Bancos e empresas com privilégios são parte da solução
A ajuda individual aplaca a situação, mas não a solução para o problema das pessoas que não conseguem pagar moradia - a situação foi agravada na pandemia pela perda dos empregos e questões de drogas na família.
Considerada por muitos uma das mulheres mais poderosas na política norte-americana hoje, a deputada democrata Maxine Waters (Califórnia) considera que a participação de bancos é fundamental para solucionar a questão.
"Os financiamentos de casas mais baratas não são incentivados porque não representam lucro. Eles dizem que você é um cidadão melhor quando compra uma casa, mas os bancos não facilitam nada", diz.
Conhecida como Tia Maxine pelos jovens americanos, a congressista não mede as palavras para cobrar um posicionamento dos bancos.
Jeff Olivet, do conselho norte-americano para sem-teto, afirmou que o esforço não envolve apenas tirar as pessoas das ruas, mas, sim, prevenir que mais gente se encontre nessa situação.
Precisamos ter a consciência de que ter moradia é um direito do ser humano
Jeff Olivet, conselho norte-americano para sem-teto
Criar um caminho para pessoas que já estiveram em situação de rua assumirem posições de poder é fundamental para ampliar o olhar para o assunto, diz Olivet. "Suas paixões, traumas e dores precisam ser ouvidos.
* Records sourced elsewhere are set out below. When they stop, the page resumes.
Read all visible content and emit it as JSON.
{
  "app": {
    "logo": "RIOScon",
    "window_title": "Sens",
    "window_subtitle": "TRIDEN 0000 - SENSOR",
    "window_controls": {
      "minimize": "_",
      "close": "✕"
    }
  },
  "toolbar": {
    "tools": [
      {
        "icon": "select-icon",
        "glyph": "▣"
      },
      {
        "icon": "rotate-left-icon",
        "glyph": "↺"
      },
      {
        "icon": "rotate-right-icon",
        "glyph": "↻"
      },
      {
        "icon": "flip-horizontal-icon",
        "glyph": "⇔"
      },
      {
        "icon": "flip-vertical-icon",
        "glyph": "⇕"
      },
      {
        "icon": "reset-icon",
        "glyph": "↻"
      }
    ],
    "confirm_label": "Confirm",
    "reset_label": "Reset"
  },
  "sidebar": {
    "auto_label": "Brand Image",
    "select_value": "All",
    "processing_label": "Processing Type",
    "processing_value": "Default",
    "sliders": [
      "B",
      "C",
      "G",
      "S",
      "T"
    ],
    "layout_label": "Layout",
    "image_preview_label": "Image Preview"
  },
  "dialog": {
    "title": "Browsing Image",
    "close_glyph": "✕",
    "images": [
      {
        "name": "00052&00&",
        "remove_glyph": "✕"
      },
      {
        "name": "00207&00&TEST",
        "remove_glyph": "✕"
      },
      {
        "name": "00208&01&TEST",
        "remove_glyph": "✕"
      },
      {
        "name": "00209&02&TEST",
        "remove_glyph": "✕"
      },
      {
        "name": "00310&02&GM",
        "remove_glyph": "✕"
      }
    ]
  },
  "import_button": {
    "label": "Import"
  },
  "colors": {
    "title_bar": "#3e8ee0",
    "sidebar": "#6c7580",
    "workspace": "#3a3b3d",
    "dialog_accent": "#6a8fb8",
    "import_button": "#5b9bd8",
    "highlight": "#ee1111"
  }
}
Isso é de um poder inacreditável. Pessoas com influência precisam realmente acreditar que esse problema tem solução."
Para Vaughn, organizações lideradas por pessoas que já enfrentaram na pele a dor de não ter um teto podem ser "o elo entre os recursos de quem tem privilégios e de quem não tem moradia".
"São seres humanos que querem crescer e ter uma vida melhor. É importante dizer: eu te vejo e farei algo sobre isso", diz.
Sempre que surgem planos para tirar pessoas da rua, o custo dessas é um dos principais obstáculos. Para Olivet, a discussão sobre quem paga a conta deveria ser encarada por outro ângulo.
"O custo da solução é caro? Não resolver é mais caro, porque está custando vidas. Já temos um custo altíssimo", finaliza.
Neste momento do debate, Waters, ou Tim Maxine como a deputada é chamada pelos jovens, levanta a voz indignada. Ela comenta que a reforma de uma estrada pode custar U$ 2 bilhões a cada trecho de 3 km. Como pode se gastar tanto com asfalto quando tem gente sem ter onde morar vivendo sobre esse aslfato?, pergunta a congressista.
"É para se pensar. Os políticos podem fazer mais. É por isso que fomos eleitos, para ajudar quem precisa", diz Waters.